A goddess in the making..
Aging wheels and an aging wall. Bicycles are a convenient tool for crisscrossing the incredibly busy traffic and constrained spaces of Varanasi.
Time to go to school, but friends have not yet arrived..
Shy, curious..
Shy, happy..
Red! lips, shirt and the wall..
Every second shop in Varanasi seems to specialize in some eatables. Savouries, tea, lassi,..
Smiles laced with sugary stuff..
While the diversity of Varanasi seems to be confined to narrow patch of a few kilometers length, the entire state opens up to myriad possibilities in Rajasthan. The old never seems to fade though the new continuously attempts to change the system. In Jaipur, the old city area still mirrors much of its past – its pink facades, turbans, big moustaches, old temples and monuments haven’t yet lost there space to tall glass facades.

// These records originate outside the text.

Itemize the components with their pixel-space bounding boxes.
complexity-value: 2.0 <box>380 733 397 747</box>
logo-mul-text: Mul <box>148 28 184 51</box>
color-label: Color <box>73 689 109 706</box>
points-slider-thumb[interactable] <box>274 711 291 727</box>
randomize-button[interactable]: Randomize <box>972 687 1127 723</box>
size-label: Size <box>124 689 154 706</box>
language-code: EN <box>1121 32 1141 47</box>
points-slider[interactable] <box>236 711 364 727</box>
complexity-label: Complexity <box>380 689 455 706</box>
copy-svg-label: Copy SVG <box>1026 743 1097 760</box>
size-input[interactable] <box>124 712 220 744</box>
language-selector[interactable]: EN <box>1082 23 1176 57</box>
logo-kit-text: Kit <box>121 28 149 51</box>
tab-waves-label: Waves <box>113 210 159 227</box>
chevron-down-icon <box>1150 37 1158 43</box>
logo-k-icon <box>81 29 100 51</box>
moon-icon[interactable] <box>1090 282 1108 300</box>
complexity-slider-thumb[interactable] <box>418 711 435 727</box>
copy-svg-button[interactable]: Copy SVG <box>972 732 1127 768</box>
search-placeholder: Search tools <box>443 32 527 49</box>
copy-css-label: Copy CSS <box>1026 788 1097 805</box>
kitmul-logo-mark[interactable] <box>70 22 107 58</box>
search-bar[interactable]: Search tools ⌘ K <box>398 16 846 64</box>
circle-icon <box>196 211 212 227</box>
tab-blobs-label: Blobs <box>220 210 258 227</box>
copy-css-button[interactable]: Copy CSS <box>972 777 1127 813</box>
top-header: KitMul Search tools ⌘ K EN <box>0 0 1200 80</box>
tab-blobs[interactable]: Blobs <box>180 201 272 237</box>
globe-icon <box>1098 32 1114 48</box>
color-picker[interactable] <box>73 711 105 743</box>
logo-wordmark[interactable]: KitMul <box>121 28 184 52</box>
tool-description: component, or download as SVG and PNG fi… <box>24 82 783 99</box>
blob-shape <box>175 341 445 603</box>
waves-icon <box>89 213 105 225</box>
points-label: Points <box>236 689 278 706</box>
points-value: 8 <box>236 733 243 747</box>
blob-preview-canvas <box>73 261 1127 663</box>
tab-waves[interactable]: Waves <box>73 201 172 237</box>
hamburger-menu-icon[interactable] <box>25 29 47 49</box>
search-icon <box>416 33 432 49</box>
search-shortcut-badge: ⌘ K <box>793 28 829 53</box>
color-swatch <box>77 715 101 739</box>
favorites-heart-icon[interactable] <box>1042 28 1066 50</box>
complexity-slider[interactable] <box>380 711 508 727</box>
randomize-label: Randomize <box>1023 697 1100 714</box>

Life outside the famous Hawa Mahal, Jaipur. The means of mobility may have changed, but the commotion we see today is perhaps the same that queens witnessed from the windows of Hawa Mahal once.
Undecided! Do I smile.. or not? A hardware shop in Jaipur’s old city.
The scooters, once believed to be extinct! Now, the old ones are being brought back on the road and new releases are coming out from factories as well. A case of classics. Photographed somewhere not too faraway from the hardware shop above.
Jaipur’s fetish with pigeons may not be as legendary as its forts and palaces. But it should be. Everyone, everywhere wants to feed them and see them proliferate.
Somewhere on the way from Jaipur to Agra, mud pots still rule over steel utensils.
..and the good old tailors are preferred over ready-to-wear stuff.
Delhi’s Chandni Chowk is another area where, similar to Varanasi, a small place is home to amazing diversity. Ever heard of anything you wanted that is not available in Chandni Chowk?
A scrap yard.. Everything can be recycled.
On the long line of steps leading to Ganga in Varanasi, everything and everyone seems to become equal. Pilgrims, priests, mendicants, traders, common folk, tourists, rich, poor, birds, animals, gods, sacred, filthy and everything else that you can imagine shares the same space without any contempt towards the gathered mass. Everything commands the highest respect, be it the priest on the steps, the goddess in her sanctum, monkey on the balcony or the sewer-like waters of Ganga.
My first impression of Varanasi was a mild shock, seeing the insane chaos even by the standards of the chaotic country that we are. But as I learned to ignore the big picture and focused on the emotions of the city, it revealed another new world of devotion and piety that could only exist in Varanasi.